どちらにしろ、これからの時代において、私たちはそれぞれに「自分が生きる意味」を見出すことを避けては通れないだろうと思います。

「生きる意味」は、もはやどこにも用意されていません。誰も「生きる意味」を与えてはくれない。

出来合いの宗教に寄り掛かっても、使い古された思想に寄り掛かっても、私たちは「自分の空虚さ」をもう満たすことができない。

 

それでも生きる。

でも、何によって?

 

その問いの「答え」を、私たちが個人個人で見つけるべき時代にもう入っています。

でも、そのような問いを本当は私たちはいつの時代も問うてきたのです。

かつてゴータマは、この世に「不変のもの」があるのかどうかをひたすら問い続け、結果として仏教の開祖となったけれど、彼自身は「いかなる宗教団体にも所属しないまま宗教的に生きた人間」だった。
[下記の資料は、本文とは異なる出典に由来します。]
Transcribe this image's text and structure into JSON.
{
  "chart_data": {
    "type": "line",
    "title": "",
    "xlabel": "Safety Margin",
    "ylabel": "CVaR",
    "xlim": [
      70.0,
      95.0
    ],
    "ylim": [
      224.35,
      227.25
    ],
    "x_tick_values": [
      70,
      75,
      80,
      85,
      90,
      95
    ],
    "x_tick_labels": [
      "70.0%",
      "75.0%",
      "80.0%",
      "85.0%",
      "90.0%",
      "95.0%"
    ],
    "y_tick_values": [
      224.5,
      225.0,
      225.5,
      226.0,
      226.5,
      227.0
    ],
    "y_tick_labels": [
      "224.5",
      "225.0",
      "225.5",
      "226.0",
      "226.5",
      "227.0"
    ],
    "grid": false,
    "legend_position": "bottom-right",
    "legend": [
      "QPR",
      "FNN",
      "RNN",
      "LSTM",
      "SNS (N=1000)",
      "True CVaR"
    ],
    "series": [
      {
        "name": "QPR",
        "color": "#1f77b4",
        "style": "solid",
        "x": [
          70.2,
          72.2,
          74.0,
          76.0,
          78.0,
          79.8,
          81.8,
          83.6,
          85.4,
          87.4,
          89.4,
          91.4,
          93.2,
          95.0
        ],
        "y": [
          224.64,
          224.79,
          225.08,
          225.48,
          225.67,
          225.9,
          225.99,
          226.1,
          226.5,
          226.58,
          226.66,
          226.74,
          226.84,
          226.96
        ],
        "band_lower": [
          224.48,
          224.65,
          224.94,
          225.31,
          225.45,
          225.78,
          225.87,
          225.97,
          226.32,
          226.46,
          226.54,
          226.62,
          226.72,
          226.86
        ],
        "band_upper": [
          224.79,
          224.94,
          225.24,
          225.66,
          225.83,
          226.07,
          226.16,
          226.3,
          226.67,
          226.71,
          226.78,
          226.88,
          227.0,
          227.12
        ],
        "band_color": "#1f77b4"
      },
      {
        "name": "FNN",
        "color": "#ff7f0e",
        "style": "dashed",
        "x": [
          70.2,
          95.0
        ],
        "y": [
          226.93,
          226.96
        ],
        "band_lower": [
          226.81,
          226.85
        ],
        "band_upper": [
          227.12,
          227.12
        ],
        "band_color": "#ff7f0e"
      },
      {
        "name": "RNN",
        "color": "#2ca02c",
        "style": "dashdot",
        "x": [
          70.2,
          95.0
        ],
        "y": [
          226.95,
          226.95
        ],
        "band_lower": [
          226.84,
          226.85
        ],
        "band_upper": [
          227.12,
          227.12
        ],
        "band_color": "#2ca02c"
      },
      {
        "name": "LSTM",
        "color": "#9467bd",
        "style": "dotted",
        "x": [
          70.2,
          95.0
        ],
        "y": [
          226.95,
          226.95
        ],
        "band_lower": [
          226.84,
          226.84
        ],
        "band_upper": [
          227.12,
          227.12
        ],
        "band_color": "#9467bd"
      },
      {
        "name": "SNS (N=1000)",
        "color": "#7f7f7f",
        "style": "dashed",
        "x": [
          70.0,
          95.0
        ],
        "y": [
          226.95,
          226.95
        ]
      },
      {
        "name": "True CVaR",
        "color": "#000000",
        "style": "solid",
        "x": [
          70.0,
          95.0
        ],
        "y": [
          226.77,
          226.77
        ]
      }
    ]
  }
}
ソクラテスは人々に「ただ生きるのではなく、善く生きることが大事なのだ」と説き、哲学の祖となったけれど、彼自身は何も書き残さなかった。彼自身には寄り掛かるべき思想はなく、むしろ彼が生きた後になって多くの思想が生まれた。

ゴータマは誰の真似もしませんでした。あらゆる教師を訪ねて熱心に実践したけれど、最終的に全ての教師の下を去り、独自に実践していた苦行も捨て、仲間からも見放されて、たった一人で坐ったときに彼は悟ったとされています。

ソクラテスもまた誰の真似もしなかった。そもそも彼は自分のことを「知者」だとは思っていなかったし、人々を導こうともしなかった。彼はただ「自分は考える人間だ」と知っていただけです。

 

先人達の「教え」は私たちにヒントを与えてくれます。でも、それは決して「答え」ではない。「答え」は自分自身で見つけるしかないものです。

他人の真似をすることによって人は学ぶことができ、真似をやめることによっても人は進むことができる。そして、そのような「進むこと」が尽き果てたときに、人は本当の意味で変わる。

「生きる意味」はどこにもありません。でも、だからこそ、どんな「意味」も人は自分で作り出せる。

私たちには、その力があります。